After a decade of structural reforms and investment, Morocco’s southern provinces enter a new era of economic dynamism reinforced by UN Security Council Resolution 2797. The resolution explicitly recognizes the autonomy plan under Moroccan Sovereignty as the serious, credible and realistic basis for resolving the Sahara dispute, acting as a catalyst for regional economy while legitimizing years of development efforts.
Since launching the New Development Model for Southern Provinces in 2015, the region has established itself as a strategic hub linking Morocco to Africa. Public and private investments estimated at nearly 100 billion dirhams have transformed infrastructure, strengthened connectivity and developed local skills, creating favorable environments for attracting foreign investors.
This momentum has doubled regional GDP from 15 to 30 billion dirhams over ten years, achieving 7% average annual growth—exceeding national averages. Job creation remains tangible, with nearly 5,000 positions declared in the Laâyoune-Sakia El Hamra region. Authorities target an additional 6,000 jobs driven by high-value projects including the Phosboucraa program.
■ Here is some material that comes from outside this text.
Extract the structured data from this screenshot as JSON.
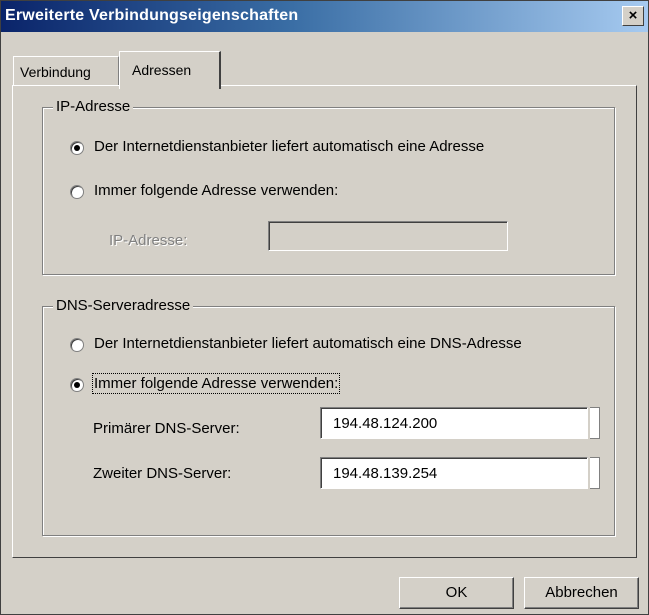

Infrastructure modernization constitutes another transformation pillar. The road network exceeding 4,000 kilometers, particularly the Tiznit-Dakhla expressway, has considerably reduced travel times and opened new economic integration opportunities for over 2.5 million inhabitants.
Resolution 2797’s impact extends beyond politics. International recognition of Moroccan autonomy for southern provinces strengthens investor confidence and stimulates new players in strategic sectors including renewable energy, logistics, sustainable agriculture and green industry. Autonomy now enables regions to design projects adapted to specific assets—marine resources, climatic conditions, or geostrategic position.
Major ongoing projects gain unprecedented economic resonance. Dakhla Atlantic Port, representing 13 billion dirhams investment, positions itself as a logistics and maritime pivot opening toward Africa. Green hydrogen and renewable energy projects, representing over $36 billion, inscribe the region in global energy transition. Solar and wind parks integrated into the 2025-2030 electrical plan should generate over 1,400 MW, placing southern provinces at industrial innovation and decarbonization forefront.
Agriculture and fishing modernization efforts remain equally visible. Fifty agricultural projects representing nearly five billion dirhams aim to strengthen food security and optimize water resource management through pioneering infrastructure like Dakhla’s desalination plant. The fishing sector also benefits from renewed momentum through port modernization and industrial fishing valorization.
UN resolution adoption also marks steps toward reinforced regional governance. Local authorities now possess enlarged maneuvering room to manage resources, develop partnerships and innovate in public policies, consolidating human capital through training and research.